Figure 5. Soluble ULBP4 Enhances the Motility of CD8⁺ T Lymphocytes

(A–D) Time-lapse imaging of activated CD8⁺ T lymphocytes cocultured with human astrocytes in the presence or absence of sULBP4. (A) Diagram illustrating culture conditions. CD8⁺ T lymphocytes were activated overnight on anti-CD3 coated plates in the presence of anti-CD28 and interleukin-15, CFSE-labeled, and then added to astrocytes in the presence or absence of sULBP4 and imaged for 2 hours. (B) Three-dimensional time-lapse view at T = 0, T = 1, and T = 2 hours of activated CD8⁺ T lymphocytes (green) cocultured with astrocytes (magenta). (C and D) Analysis of the motility and behavior of CD8⁺ T lymphocytes from 3 untreated patients with MS and 3 sex- and age-matched healthy controls on coculture with astrocytes in the presence or absence of sUBLP4. Presented data are pooled from 3 independent experiments. (C) Coefficient of arrest (%) of individual CD8⁺ T lymphocytes; each dot represents 1 cell. Kruskal-Wallis test comparing sULBP4 vs NIL for each donors' group ****p < 0.0001. (D) Proportion of CD8⁺ T lymphocytes exhibiting the scanning, dancing, poking, and round behaviors when cocultured with astrocytes in the presence or absence of sULBP4. One way analysis of variance comparing NIL vs sULBP4 for each donors' group, *p < 0.05, **p < 0.01. CFSE = carboxyfluorescein succinimidyl ester; MS = multiple sclerosis; sULBP4 = soluble UL16-binding protein 4; ULBP4 = UL16-binding protein 4.
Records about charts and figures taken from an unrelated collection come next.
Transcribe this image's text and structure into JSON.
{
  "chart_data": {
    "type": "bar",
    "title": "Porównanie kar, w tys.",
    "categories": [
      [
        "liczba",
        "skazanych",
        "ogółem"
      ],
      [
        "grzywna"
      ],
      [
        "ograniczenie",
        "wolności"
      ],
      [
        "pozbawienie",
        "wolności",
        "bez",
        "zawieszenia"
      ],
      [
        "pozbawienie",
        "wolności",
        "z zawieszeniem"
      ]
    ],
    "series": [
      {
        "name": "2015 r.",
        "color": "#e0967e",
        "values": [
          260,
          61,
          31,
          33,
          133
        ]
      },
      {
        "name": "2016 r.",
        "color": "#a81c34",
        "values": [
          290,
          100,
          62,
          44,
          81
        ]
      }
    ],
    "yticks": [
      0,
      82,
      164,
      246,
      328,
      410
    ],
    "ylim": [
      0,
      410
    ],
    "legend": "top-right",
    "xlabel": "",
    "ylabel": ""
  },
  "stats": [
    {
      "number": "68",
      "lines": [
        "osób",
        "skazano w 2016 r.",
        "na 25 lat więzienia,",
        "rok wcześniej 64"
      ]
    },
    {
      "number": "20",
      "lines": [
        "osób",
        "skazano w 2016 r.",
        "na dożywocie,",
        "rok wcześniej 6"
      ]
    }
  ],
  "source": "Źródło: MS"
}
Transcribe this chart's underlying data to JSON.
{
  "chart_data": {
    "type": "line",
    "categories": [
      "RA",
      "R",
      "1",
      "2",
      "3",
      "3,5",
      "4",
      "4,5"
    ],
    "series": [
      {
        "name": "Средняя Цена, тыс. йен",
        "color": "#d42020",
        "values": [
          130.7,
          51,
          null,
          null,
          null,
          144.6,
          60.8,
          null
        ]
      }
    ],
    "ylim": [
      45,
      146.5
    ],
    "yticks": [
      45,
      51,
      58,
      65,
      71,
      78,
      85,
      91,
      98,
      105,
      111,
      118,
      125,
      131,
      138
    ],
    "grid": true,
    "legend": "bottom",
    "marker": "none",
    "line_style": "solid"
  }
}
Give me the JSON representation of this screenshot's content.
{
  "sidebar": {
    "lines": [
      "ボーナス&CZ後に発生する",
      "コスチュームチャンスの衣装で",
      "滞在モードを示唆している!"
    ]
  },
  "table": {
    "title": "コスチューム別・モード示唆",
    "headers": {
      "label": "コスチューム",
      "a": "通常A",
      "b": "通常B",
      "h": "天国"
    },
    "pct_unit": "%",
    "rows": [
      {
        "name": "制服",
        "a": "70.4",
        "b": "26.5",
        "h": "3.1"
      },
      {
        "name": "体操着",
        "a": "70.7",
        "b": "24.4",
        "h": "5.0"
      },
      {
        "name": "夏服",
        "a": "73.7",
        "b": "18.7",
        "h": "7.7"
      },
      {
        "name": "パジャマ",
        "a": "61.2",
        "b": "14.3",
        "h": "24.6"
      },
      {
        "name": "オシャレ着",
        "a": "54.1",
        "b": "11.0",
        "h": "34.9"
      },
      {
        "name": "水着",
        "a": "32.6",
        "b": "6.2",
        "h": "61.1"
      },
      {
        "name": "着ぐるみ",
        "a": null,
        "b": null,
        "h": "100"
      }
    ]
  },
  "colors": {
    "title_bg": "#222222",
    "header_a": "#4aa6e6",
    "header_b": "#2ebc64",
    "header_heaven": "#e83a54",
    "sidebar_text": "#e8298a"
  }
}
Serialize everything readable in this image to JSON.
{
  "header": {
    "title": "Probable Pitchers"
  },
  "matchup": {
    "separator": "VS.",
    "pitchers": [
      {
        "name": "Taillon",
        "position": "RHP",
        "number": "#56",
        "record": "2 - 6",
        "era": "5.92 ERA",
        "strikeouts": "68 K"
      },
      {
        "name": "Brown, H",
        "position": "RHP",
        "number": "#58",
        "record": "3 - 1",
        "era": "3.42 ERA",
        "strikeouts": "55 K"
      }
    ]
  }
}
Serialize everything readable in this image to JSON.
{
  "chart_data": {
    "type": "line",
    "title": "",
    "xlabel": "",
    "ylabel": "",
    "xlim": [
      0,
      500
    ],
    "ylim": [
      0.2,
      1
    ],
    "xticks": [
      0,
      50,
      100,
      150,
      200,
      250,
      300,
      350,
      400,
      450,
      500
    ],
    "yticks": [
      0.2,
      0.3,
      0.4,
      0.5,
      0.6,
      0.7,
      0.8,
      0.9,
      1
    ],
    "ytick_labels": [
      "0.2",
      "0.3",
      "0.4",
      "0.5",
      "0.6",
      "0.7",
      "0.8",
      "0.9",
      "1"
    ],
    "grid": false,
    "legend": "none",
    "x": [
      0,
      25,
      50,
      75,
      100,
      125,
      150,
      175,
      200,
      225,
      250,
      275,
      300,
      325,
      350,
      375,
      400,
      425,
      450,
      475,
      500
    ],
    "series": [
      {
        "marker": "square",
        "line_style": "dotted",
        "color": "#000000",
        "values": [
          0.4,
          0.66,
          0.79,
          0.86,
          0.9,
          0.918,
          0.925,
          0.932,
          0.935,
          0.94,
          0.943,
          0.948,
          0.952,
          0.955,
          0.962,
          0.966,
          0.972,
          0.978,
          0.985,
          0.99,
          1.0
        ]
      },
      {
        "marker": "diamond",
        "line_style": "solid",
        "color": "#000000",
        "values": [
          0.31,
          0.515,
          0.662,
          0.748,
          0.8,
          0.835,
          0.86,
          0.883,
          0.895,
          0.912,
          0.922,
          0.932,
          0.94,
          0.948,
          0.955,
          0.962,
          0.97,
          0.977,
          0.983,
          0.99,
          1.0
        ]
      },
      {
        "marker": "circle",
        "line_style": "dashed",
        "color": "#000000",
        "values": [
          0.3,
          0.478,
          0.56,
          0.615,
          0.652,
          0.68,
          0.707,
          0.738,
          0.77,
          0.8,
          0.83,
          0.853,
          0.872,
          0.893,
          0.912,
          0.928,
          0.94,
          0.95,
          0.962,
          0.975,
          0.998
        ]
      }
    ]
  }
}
Figure 6. Proposed Involvement of the NKG2D Pathway in MS Pathology

(A) CD8⁺ T lymphocytes can enter the CNS of patients with MS in part due to disrupted BBB. All infiltrating CD8⁺ T lymphocytes express NKG2D and thus can interact with ULBP4-expressing astrocytes including those having end feet in close proximity to the BBB. (B) Various cellular stresses (inflammation, ER stress, and oxidative stress) present in the brain of patients with MS can upregulate ULBP4 expression by astrocytes, as supported by our in vitro data. Reactive astrocytes, which are abundantly present in MS lesion, represent the predominant cell type expressing ULBP4 in the brain of patients with MS. (C) Soluble forms of ULBP4 are detectable in CSF; a soluble 25-kDa ULBP4 form is significantly elevated in CSF from female patients with MS compared with groups (male patients with MS and controls of both sexes). (D) Soluble ULBP4 can affect immune cell functions. On contact with sULBP4, CD8⁺ T lymphocytes increase their secretion of GM-CSF and IFNγ. Moreover, addition of sULBP4 to CD8⁺ T lymphocytes cocultured with astrocytes increases their motility and favors kinapse-like behaviors, which are more dynamic and may lead to enhanced displacement within the tissue. BBB = blood-brain barrier; ER = endoplasmic reticulum; MS = multiple sclerosis; sULBP4 = soluble UL16-binding protein 4.